Jack’s attention focused forward as Kael led him deeper into the Dark Sector, but his mind still churned through the revelation about Malakai’s disappearance and its catastrophic consequences.


The past Soul Warden’s closed in. Twelve figures in total, arranged in a loose circle that put Jack at the center of their attention.


A woman stepped forward first. Silver hair pulled back severely from a face that might have been beautiful before bitterness etched itself into every line. Her robes were dark blue, nearly black, with silver threading that caught what little light existed in this void.


"A new one," she said, her voice carrying the kind of contempt that came from centuries of disappointment. "How long will this go on. Another pretender comes to claim greatness he hasn’t earned."


"Look at him," a younger man added, perhaps thirty in appearance. "Standing there with borrowed confidence and stolen power. Does he even understand what he’s attempting?"


More voices joined, overlapping into a chorus that felt rehearsed despite being spontaneous.


"Marked by the Forgotten One. I can see the divine lightning threaded through his soul."


"Blessed by Death. The underworld’s favor sits on him like a cloak he didn’t weave."


"The dragons are subservient to him, not out of deference or allegiance, but due to the inherent authority vested in the Soul Warden title."


"Demons follow because they fear the position, not the man wearing it."


The silver-haired woman circled closer, her eyes tracking across Jack with the clinical assessment of a surgeon examining a patient before deciding where to cut.

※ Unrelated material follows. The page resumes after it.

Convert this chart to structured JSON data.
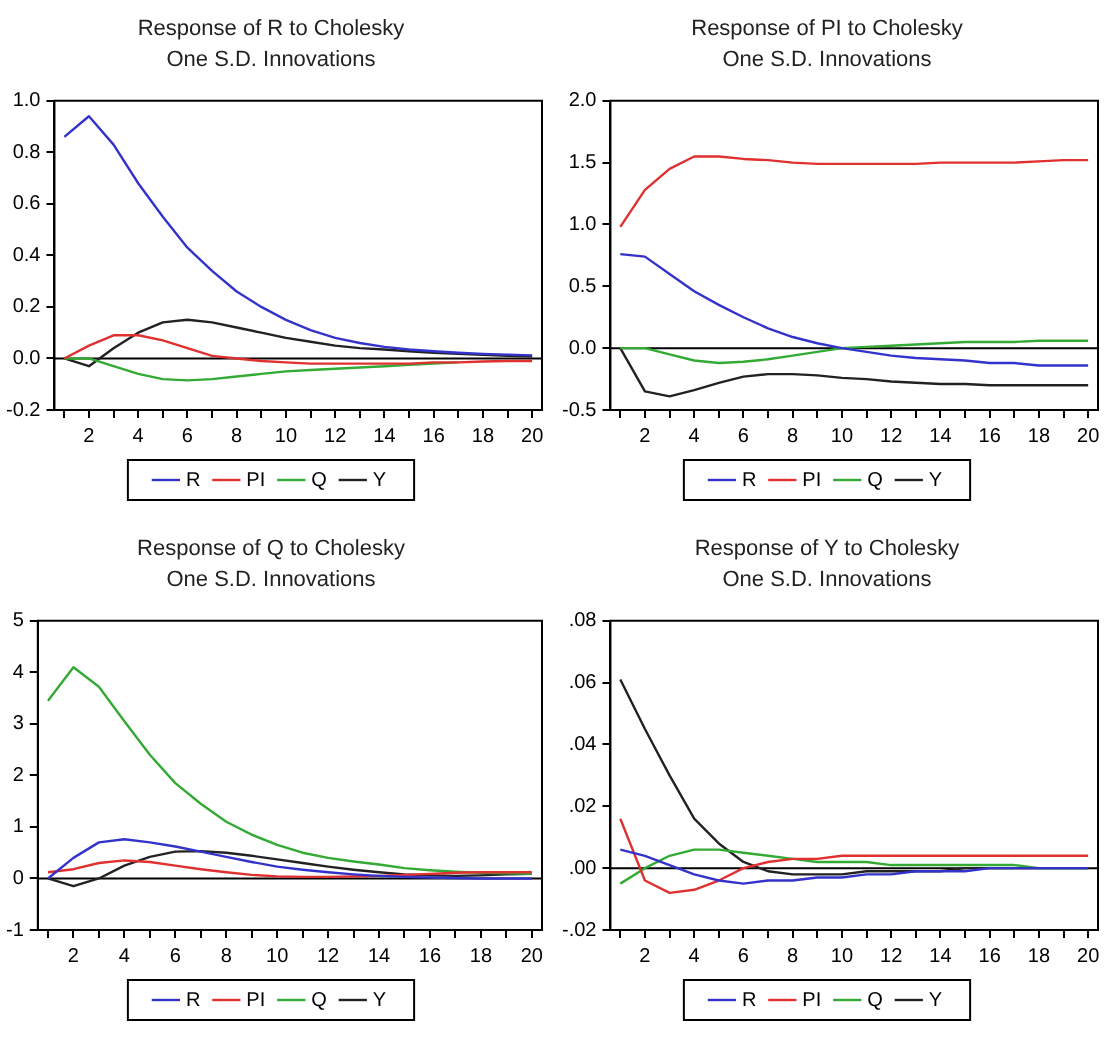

"Strip away the gifts," she continued, her tone sharp enough to draw blood, "and what remains? A blank slate with delusions of adequacy. A vessel for others’ strength who thinks carrying their power makes him powerful."


Jack’s jaw tightened as the mockery intensified. These spirits had identified his foundations and were systematically dismantling them with surgical precision.


Kael stood apart from the group, his glowing eyes watching the confrontation with a neutral expression.


Observing Jack with the detachment of someone who’d seen this scene play out countless times before.


’They’re testing me,’ Jack realized. ’Seeing how I’ll react to having my strength questioned.’


He could respond verbally. Defend himself with arguments about how every Warden throughout history had used contracts and alliances to amplify their abilities.


Point out that utilizing available resources demonstrated intelligence rather than weakness.


Or he could show them their words meant nothing.


Jack reached for his mana, pulling power from the well that had fueled every spell and technique he’d mastered.


Golden Lightning should have crackled at his fingertips, electricity arcing between his fingers in patterns that had become second nature.


Nothing happened.


The mana remained still, stagnant, refusing to answer his call as if the connection between intent and manifestation had been severed completely.


Jack’s eyes widened fractionally as he tried again, reaching deeper, pulling harder at the power that should have been there.


Still nothing.


The flames that should have erupted from his palms remained absent.